Les entreprises s’adressent directement aux propriétaires de terrain, souvent des paysans âgés et sans relève générationnelle, qui voient dans la vente ou la location de leurs terres une solution à leurs difficultés financières. Chaque éolienne leur rapporte entre 8 000 et 9 000 euros par an pendant trente ans, une somme difficile à refuser. Cependant, ce modèle alimente des tensions sociales.
« Si une éolienne est installée sur la parcelle d’un voisin, c’est lui qui empoche l’argent, tandis que celui qui a refusé subit les mêmes inconvénients sans rien gagner, explique Jordi, lui-même dans cette situation. Ce modèle d’implantation, fondé sur la confrontation sociale, a été voulu depuis le début. » Une situation, qui, comme l’explique Núria Mulet, devient difficilement gérable : « En tant que maire, se positionner contre ces projets, c’est risquer de se mettre à dos des familles et d’amplifier les fractures au sein de la communauté. »
Repenser le modèle énergétique catalan
Terra Alta Viva et Gepec-EdC affirment qu’ils « ne s’opposent pas aux énergies renouvelables, mais au modèle qui les met en œuvre », jugé injuste, disproportionné et conçu au profit de l’oligopole énergétique. « Malheureusement, le gouvernement semble davantage à l’écoute des lobbies que des citoyens », déplore Joaquim Estellé Bordes. « Il faut cesser de laisser les entreprises énergétiques choisir où s’implanter, et dicter le chemin de la transition écologique », enchérit Jordi Clua.
Pour ce faire, les organisations appellent à des directives plus strictes et contraignantes. Bien que la loi préconise que les installations devraient être prioritairement implantées sur des terrains dégradés pour limiter l’impact socio-environnemental, cette condition reste non contraignante. L’élaboration d’un plan territorial de planification des énergies renouvelables, censé définir des critères clairs pour réglementer l’emplacement des projets, protéger les zones sensibles et garantir une répartition équitable des installations au niveau territorial, accumule un retard considérable. Pour Núria Mulet, cet immobilisme reflète une absence de volonté politique : « Cette réglementation n’arrivera jamais, ou bien trop tard. »
« Est-il juste que les zones rurales soient les fournisseuses des métropoles ? »

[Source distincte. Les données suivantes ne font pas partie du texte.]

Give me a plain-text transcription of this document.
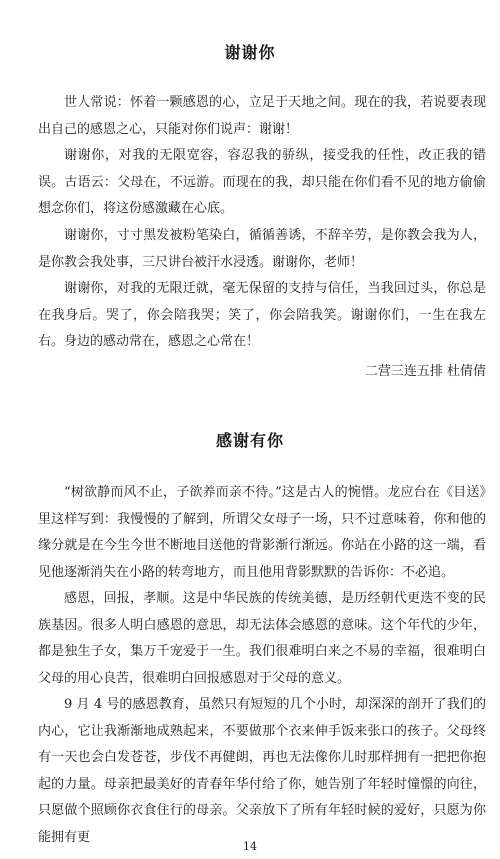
谢谢你

世人常说：怀着一颗感恩的心，立足于天地之间。现在的我，若说要表现出自己的感恩之心，只能对你们说声：谢谢！

谢谢你，对我的无限宽容，容忍我的骄纵，接受我的任性，改正我的错误。古语云：父母在，不远游。而现在的我，却只能在你们看不见的地方偷偷想念你们，将这份感激藏在心底。

谢谢你，寸寸黑发被粉笔染白，循循善诱，不辞辛劳，是你教会我为人，是你教会我处事，三尺讲台被汗水浸透。谢谢你，老师！

谢谢你，对我的无限迁就，毫无保留的支持与信任，当我回过头，你总是在我身后。哭了，你会陪我哭；笑了，你会陪我笑。谢谢你们，一生在我左右。 身边的感动常在，感恩之心常在！

二营三连五排 杜倩倩
感谢有你

“树欲静而风不止，子欲养而亲不待。”这是古人的惋惜。龙应台在《目送》里这样写到：我慢慢的了解到，所谓父女母子一场，只不过意味着，你和他的缘分就是在今生今世不断地目送他的背影渐行渐远。你站在小路的这一端，看见他逐渐消失在小路的转弯地方，而且他用背影默默的告诉你：不必追。

感恩，回报，孝顺。这是中华民族的传统美德，是历经朝代更迭不变的民族基因。很多人明白感恩的意思，却无法体会感恩的意味。这个年代的少年，都是独生子女，集万千宠爱于一生。我们很难明白来之不易的幸福，很难明白父母的用心良苦，很难明白回报感恩对于父母的意义。

9 月 4 号的感恩教育，虽然只有短短的几个小时，却深深的剖开了我们的内心，它让我渐渐地成熟起来，不要做那个衣来伸手饭来张口的孩子。父母终有一天也会白发苍苍，步伐不再健朗，再也无法像你儿时那样拥有一把把你抱起的力量。母亲把最美好的青春年华付给了你，她告别了年轻时憧憬的向往，只愿做个照顾你衣食住行的母亲。父亲放下了所有年轻时候的爱好，只愿为你能拥有更

14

Il est surtout urgent de repenser la distribution énergétique en Catalogne. « Aujourd’hui, toutes les installations restent éloignées de Barcelone, alors que des espaces déjà dégradés, comme les zones industrielles, périurbaines, portuaires, ou les bords des voies de circulation pourraient être utilisés. » La Catalogne dispose de 29 372 hectares de zones industrielles, dont 13 201 autour de Barcelone, adaptées pour accueillir des panneaux solaires sans empiéter sur les espaces naturels. « Est-il juste que les zones rurales soient les fournisseuses des métropoles, dans un modèle de croissance qui n’est pas le leur ? », s’interroge Jordi Clua.